Now you won't need that submarine. The Self-Propelled Aquanaut Suit ($825,000), created by a Canadian marine technology firm and sold by Hammacher Schlemmer, allows intrepid divers to venture to depths of 1,000 feet as they explore shipwrecks and other wonders of the ocean floor. Rotary joints allow for some mobility in the arms and legs, while four thrusters control vertical and rotational movement. A shoulder-mounted HD video camera records your surroundings, and the metal claws enable closer looks at interesting specimens. For safety, there's a 50-hour life support system and an intercom for communicating with a support crew.
All loafers are easy to slip on, but the Loewe Slip-On Loafer ($690) tears down the shoe's last wall of resistance. Under new creative director Jonathan Anderson, the Madrid-based fashion house has devised a crushable back so the wearer doesn't have to bother slipping a heel in when a full-dressed look isn't required. The front of the men's version is made of calfskin or crocodile, and the rear of soft deerskin that can be stepped on over and over — "perfect for the quick-change act you have to pull off as you pass through airport security," according to The New York Times.

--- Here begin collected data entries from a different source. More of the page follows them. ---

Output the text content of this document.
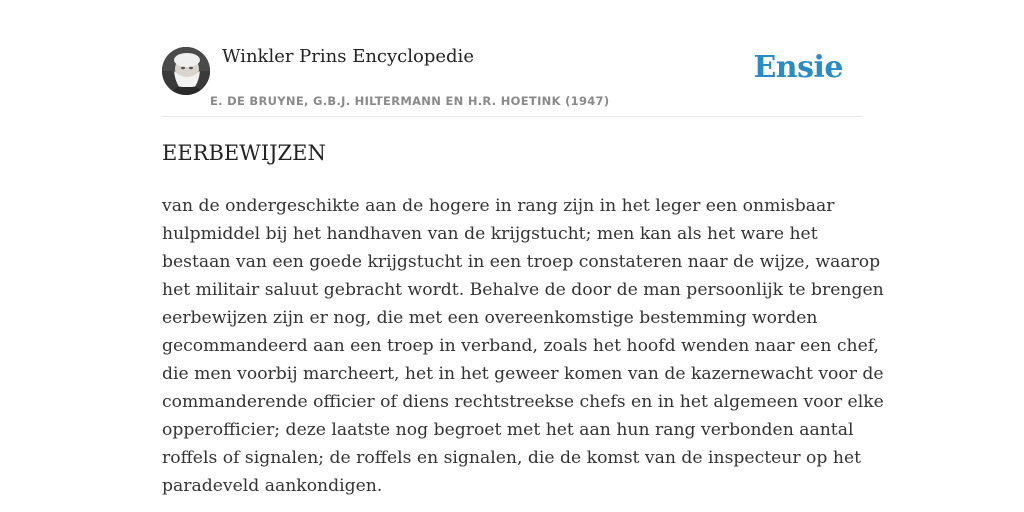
Winkler Prins Encyclopedie
E. DE BRUYNE, G.B.J. HILTERMANN EN H.R. HOETINK (1947)
Ensie
EERBEWIJZEN

van de ondergeschikte aan de hogere in rang zijn in het leger een onmisbaar
hulpmiddel bij het handhaven van de krijgstucht; men kan als het ware het
bestaan van een goede krijgstucht in een troep constateren naar de wijze, waarop
het militair saluut gebracht wordt. Behalve de door de man persoonlijk te brengen
eerbewijzen zijn er nog, die met een overeenkomstige bestemming worden
gecommandeerd aan een troep in verband, zoals het hoofd wenden naar een chef,
die men voorbij marcheert, het in het geweer komen van de kazernewacht voor de
commanderende officier of diens rechtstreekse chefs en in het algemeen voor elke
opperofficier; deze laatste nog begroet met het aan hun rang verbonden aantal
roffels of signalen; de roffels en signalen, die de komst van de inspecteur op het
paradeveld aankondigen.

After a day at the beach, nobody wants to climb into a car with feet and toes coated in sand. Enter the WORX Hydroshot ($120). Sure, the first truly portable pressure washer was built to tackle bigger jobs, but "for sun-worshipping neat freaks, this rechargeable power cleaner is a game changer," says The Wall Street Journal. Pull the trigger and it unleashes a spray up to five times more powerful than a garden hose's, enough to "blast every last grain of sand off your feet, beach gear, and delighted offspring." You can add a bottle attachment or just use a hose drawing water from a bucket.
Terra ($393) is an armchair that takes the phrase "lawn furniture" literally. Designed by an Italian art collective, the lounger promises hours of grassy comfort if a buyer is willing to work for it. The creators sell only the chair's hidden cardboard substructure or, for those seeking a cheaper option, the plans for making it. The buyer must assemble the frame, fill it with dirt, add grass seed, and keep it watered for 10 days. About two months later, it'll be a lush emerald throne that requires only occasional trimming. Plans for a sofa and children's chairs are also available.